The seasonal changes in the salinity of the lagoon and the salinity gradient from the Giang Thanh and Rach Gia in-flow points to the lagoon provide varied conditions for supporting a diversity of aquatic species of interest to science and for sustenance and commercial use. This also applies to the vegetation, which is used for firewood production and as building material.

Status of Dong Ho’s biodiversity values

Probably due to the prolonged exploitation of lagoon fisheries, siltation, degraded water quality and altered water-flow regimes, the aquatic resource of the lagoon are declining rapidly, and probably the lagoon’s biodiversity (Hiep & Son, 2011; Thai & Thai, 2011b).Currently, there are about 300 – 400 light catching nets and nearly 100 bottom catchers in use in the lagoon, and electric shock methods are still practiced to exploit the fresh/saltwater fisheries (Nguyen, 2011c).
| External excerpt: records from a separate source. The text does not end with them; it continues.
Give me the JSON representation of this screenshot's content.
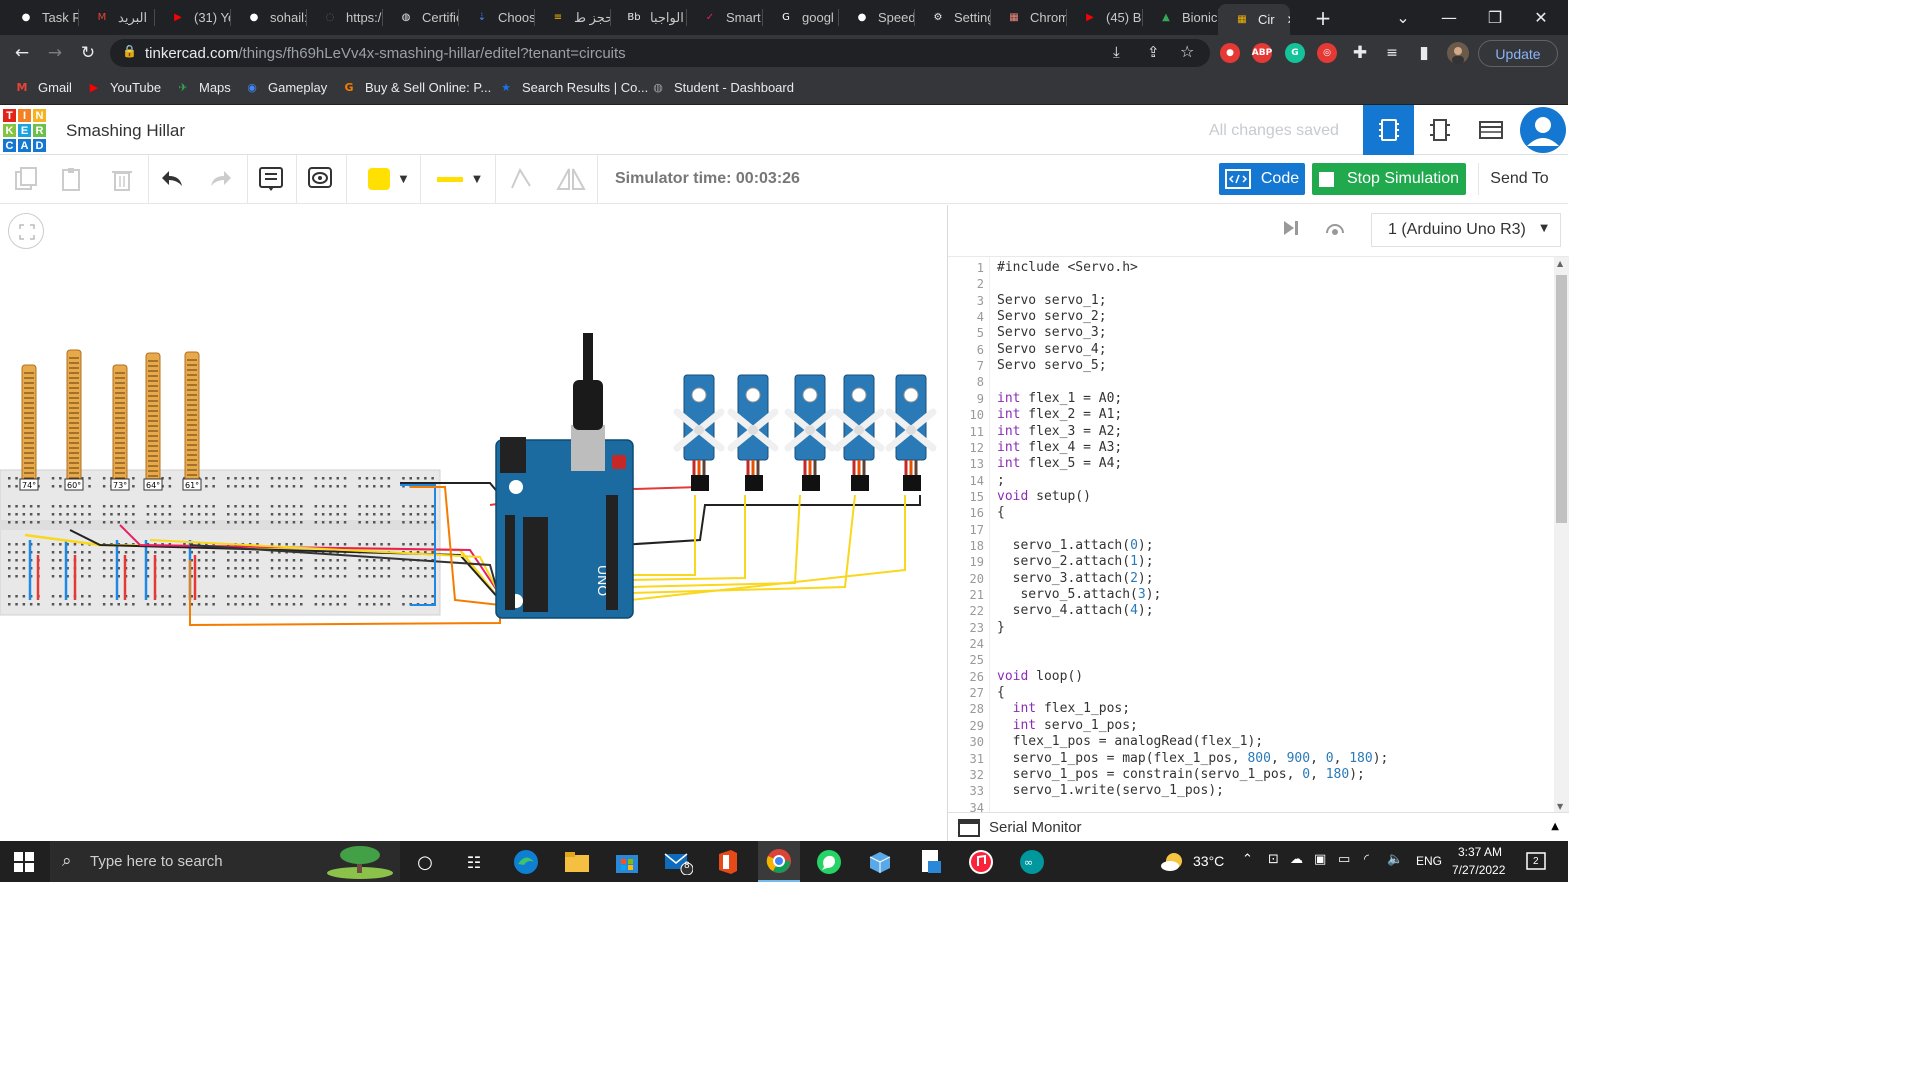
{
  "browser": {
    "tabs": [
      {
        "title": "Task R",
        "icon": "github-icon",
        "color": "#ffffff"
      },
      {
        "title": "البريد",
        "icon": "gmail-icon",
        "color": "#ea4335"
      },
      {
        "title": "(31) Yo",
        "icon": "youtube-icon",
        "color": "#ff0000"
      },
      {
        "title": "sohail:",
        "icon": "github-icon",
        "color": "#ffffff"
      },
      {
        "title": "https:/",
        "icon": "loading-icon",
        "color": "#5f6368"
      },
      {
        "title": "Certific",
        "icon": "globe-icon",
        "color": "#e8eaed"
      },
      {
        "title": "Choos",
        "icon": "download-icon",
        "color": "#4285f4"
      },
      {
        "title": "حجز ط",
        "icon": "bars-icon",
        "color": "#fbbc04"
      },
      {
        "title": "الواجبا",
        "icon": "bb-icon",
        "color": "#e8eaed"
      },
      {
        "title": "Smart",
        "icon": "smart-icon",
        "color": "#e91e63"
      },
      {
        "title": "googl",
        "icon": "google-icon",
        "color": "#ffffff"
      },
      {
        "title": "Speed",
        "icon": "github-icon",
        "color": "#ffffff"
      },
      {
        "title": "Setting",
        "icon": "gear-icon",
        "color": "#e8eaed"
      },
      {
        "title": "Chrom",
        "icon": "store-icon",
        "color": "#f28b82"
      },
      {
        "title": "(45) Bi",
        "icon": "youtube-icon",
        "color": "#ff0000"
      },
      {
        "title": "Bionic",
        "icon": "drive-icon",
        "color": "#34a853"
      },
      {
        "title": "Cir",
        "icon": "tinkercad-icon",
        "color": "#f4b400"
      }
    ],
    "new_tab": "+",
    "url_host": "tinkercad.com",
    "url_path": "/things/fh69hLeVv4x-smashing-hillar/editel?tenant=circuits",
    "update_label": "Update",
    "extensions": [
      {
        "name": "record-ext-icon",
        "label": "●",
        "color": "#e53935"
      },
      {
        "name": "adblock-ext-icon",
        "label": "ABP",
        "color": "#e53935"
      },
      {
        "name": "grammarly-ext-icon",
        "label": "G",
        "color": "#15c39a"
      },
      {
        "name": "ext-red-icon",
        "label": "◎",
        "color": "#e53935"
      }
    ],
    "bookmarks": [
      {
        "label": "Gmail",
        "icon": "gmail-icon",
        "color": "#ea4335"
      },
      {
        "label": "YouTube",
        "icon": "youtube-icon",
        "color": "#ff0000"
      },
      {
        "label": "Maps",
        "icon": "maps-icon",
        "color": "#34a853"
      },
      {
        "label": "Gameplay",
        "icon": "gameplay-icon",
        "color": "#4285f4"
      },
      {
        "label": "Buy & Sell Online: P...",
        "icon": "g-icon",
        "color": "#f57c00"
      },
      {
        "label": "Search Results | Co...",
        "icon": "star-icon",
        "color": "#1a73e8"
      },
      {
        "label": "Student - Dashboard",
        "icon": "globe-icon",
        "color": "#9aa0a6"
      }
    ]
  },
  "tinkercad": {
    "logo_letters": [
      "T",
      "I",
      "N",
      "K",
      "E",
      "R",
      "C",
      "A",
      "D"
    ],
    "logo_colors": [
      "#e2231a",
      "#f48024",
      "#f6b221",
      "#85c440",
      "#1aa3dd",
      "#6cc04a",
      "#1477d2",
      "#1477d2",
      "#1477d2"
    ],
    "project_title": "Smashing Hillar",
    "save_status": "All changes saved",
    "sim_time_label": "Simulator time: 00:03:26",
    "code_label": "Code",
    "stop_label": "Stop Simulation",
    "send_to_label": "Send To",
    "device": "1 (Arduino Uno R3)",
    "serial_monitor": "Serial Monitor",
    "colors": {
      "accent": "#1477d2",
      "green": "#21a94e"
    }
  },
  "canvas": {
    "flex_angles": [
      "74°",
      "60°",
      "73°",
      "64°",
      "61°"
    ],
    "board_label": "UNO"
  },
  "code": {
    "lines": [
      "#include <Servo.h>",
      "",
      "Servo servo_1;",
      "Servo servo_2;",
      "Servo servo_3;",
      "Servo servo_4;",
      "Servo servo_5;",
      "",
      "int flex_1 = A0;",
      "int flex_2 = A1;",
      "int flex_3 = A2;",
      "int flex_4 = A3;",
      "int flex_5 = A4;",
      ";",
      "void setup()",
      "{",
      "",
      "  servo_1.attach(0);",
      "  servo_2.attach(1);",
      "  servo_3.attach(2);",
      "   servo_5.attach(3);",
      "  servo_4.attach(4);",
      "}",
      "",
      "",
      "void loop()",
      "{",
      "  int flex_1_pos;",
      "  int servo_1_pos;",
      "  flex_1_pos = analogRead(flex_1);",
      "  servo_1_pos = map(flex_1_pos, 800, 900, 0, 180);",
      "  servo_1_pos = constrain(servo_1_pos, 0, 180);",
      "  servo_1.write(servo_1_pos);",
      ""
    ]
  },
  "taskbar": {
    "search_placeholder": "Type here to search",
    "temperature": "33°C",
    "language": "ENG",
    "time": "3:37 AM",
    "date": "7/27/2022",
    "notification_count": "2",
    "mail_badge": "8"
  }
}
However, a comprehensive inventory of the flora and fauna of Dong Ho has not been undertaken.

Threats to Dong Ho’s biodiversity values

The immediate threat to Dong Ho’s biodiversity is conversion of mangrove communities to agriculture and aquaculture. This is exacerbated by unregulated and environmentally destructive take of aquatic resources, pollution from residential and upstream areas and altered seasonal and tidal water flow regimes. In addition, rapid urban development of Ha Tien means that the lagoon is being encroached also by residential development. With planning for increased agricultural production and shrimp farming in the surrounding areas, and exploitive fishing, biodiversity values are being reduced (Hiep & Son, 2011; Thai & Thai, 2011b).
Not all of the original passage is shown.